L’unité statutaire impliquait un schéma territorial réduit à cinq, six, peut-être sept chambres rassemblant chacune 30 à 40 magistrats. Si l’on choisit le chemin que je suggère, on peut fixer la taille critique à une quinzaine de magistrats. En métropole, on passerait alors des 22 chambres actuelles à 12 à 16 chambres régionales qui fonctionneraient correctement. Et face à des collectivités qui ont souvent étoffé leur personnel en embauchant des cadres de haut niveau, il est important que les chambres régionales diversifient leurs recrutements.

Il ne m’appartient pas de m’immiscer dans les relations entre l’exécutif et le Parlement, mais les suggestions que je me permets de formuler peuvent vous amener à supprimer entièrement le volet « ordonnances » du texte.

En effet, si l’unité organique ne se fait pas, beaucoup de la substance des ordonnances disparaît, et ce qui reste peut être intégré dans le projet. Je sais que le Parlement souhaite que le plus d’éléments possible figurent dans la loi. Pour moi, ce serait aussi une garantie : s’il n’est plus besoin d’ordonnances, la réforme se fera plus rapidement.

Comme je vous l’ai dit, je suis favorable à la réforme du régime de responsabilité des comptables publics. Pour ce qui est de la responsabilité des décideurs, il faut trouver un bon compromis. Je propose de confier à la Cour des comptes le jugement des gestionnaires publics ; ainsi garantirait-on l’unité de la jurisprudence, et un éloignement bienvenu. Le texte pourrait être complété en ce sens.
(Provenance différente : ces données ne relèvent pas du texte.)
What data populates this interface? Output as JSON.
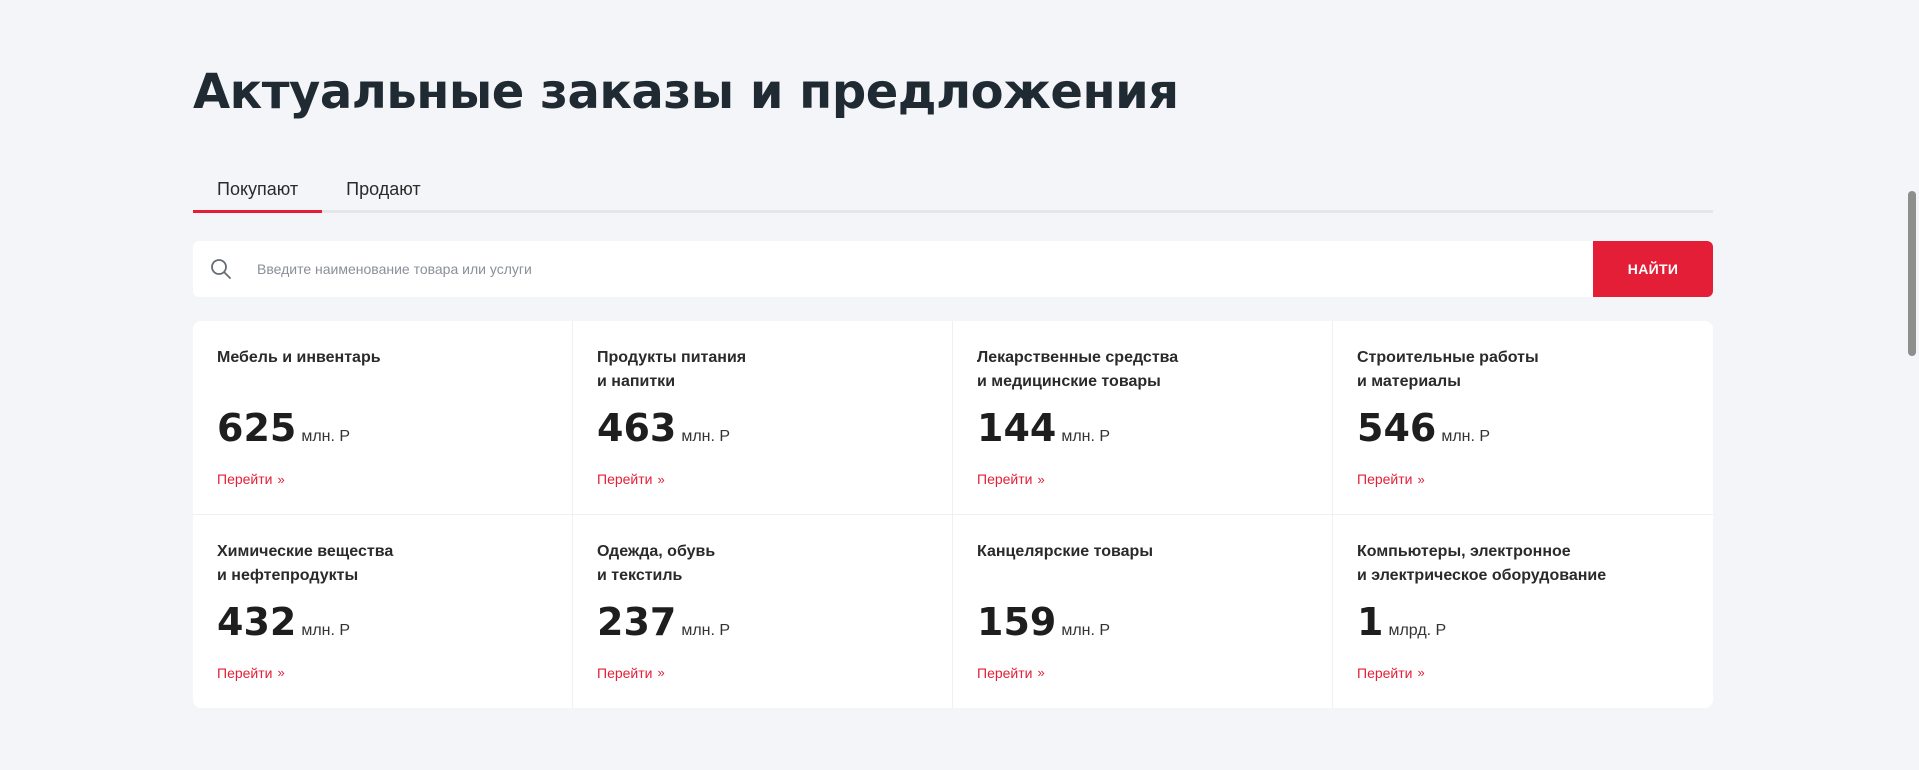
{
  "page": {
    "title": "Актуальные заказы и предложения"
  },
  "tabs": [
    {
      "label": "Покупают",
      "active": true
    },
    {
      "label": "Продают",
      "active": false
    }
  ],
  "search": {
    "placeholder": "Введите наименование товара или услуги",
    "button_label": "НАЙТИ",
    "icon": "search-icon"
  },
  "categories": [
    {
      "title": "Мебель и инвентарь",
      "amount": "625",
      "unit": "млн. Р",
      "link": "Перейти"
    },
    {
      "title": "Продукты питания\nи напитки",
      "amount": "463",
      "unit": "млн. Р",
      "link": "Перейти"
    },
    {
      "title": "Лекарственные средства\nи медицинские товары",
      "amount": "144",
      "unit": "млн. Р",
      "link": "Перейти"
    },
    {
      "title": "Строительные работы\nи материалы",
      "amount": "546",
      "unit": "млн. Р",
      "link": "Перейти"
    },
    {
      "title": "Химические вещества\nи нефтепродукты",
      "amount": "432",
      "unit": "млн. Р",
      "link": "Перейти"
    },
    {
      "title": "Одежда, обувь\nи текстиль",
      "amount": "237",
      "unit": "млн. Р",
      "link": "Перейти"
    },
    {
      "title": "Канцелярские товары",
      "amount": "159",
      "unit": "млн. Р",
      "link": "Перейти"
    },
    {
      "title": "Компьютеры, электронное\nи электрическое оборудование",
      "amount": "1",
      "unit": "млрд. Р",
      "link": "Перейти"
    }
  ],
  "colors": {
    "accent": "#e31e36",
    "background": "#f4f5f9",
    "title": "#1f2a33"
  }
}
J’en viens aux effectifs. Nous connaissons tous les difficultés budgétaires actuelles, et la Cour ne cesse d’appeler l’attention sur la nécessité d’amorcer le nécessaire redressement des comptes publics. Cela passe aussi par la maîtrise des effectifs en fonction des priorités définies par le Gouvernement. Étant donné ces recommandations réitérées, j’ai conscience qu’il y aurait quelque paradoxe de ma part à demander une augmentation importante des effectifs des juridictions financières. À tout le moins, il ne faut pas réduire leur effectif au moment où des missions plus nombreuses d’évaluation et de contrôle leur sont confiées, dont je souhaite qu’elles se poursuivent.

Je me suis donc battu pour conserver l’effectif global. Cela étant, les juridictions financières comptent des magistrats, des personnels de contrôle et des experts dans une proportion qui n’est pas immuable ; on peut exercer des contrôles sans être magistrat. L’organisation des services peut être revue dans le cadre d’un effectif global qui doit être maintenu.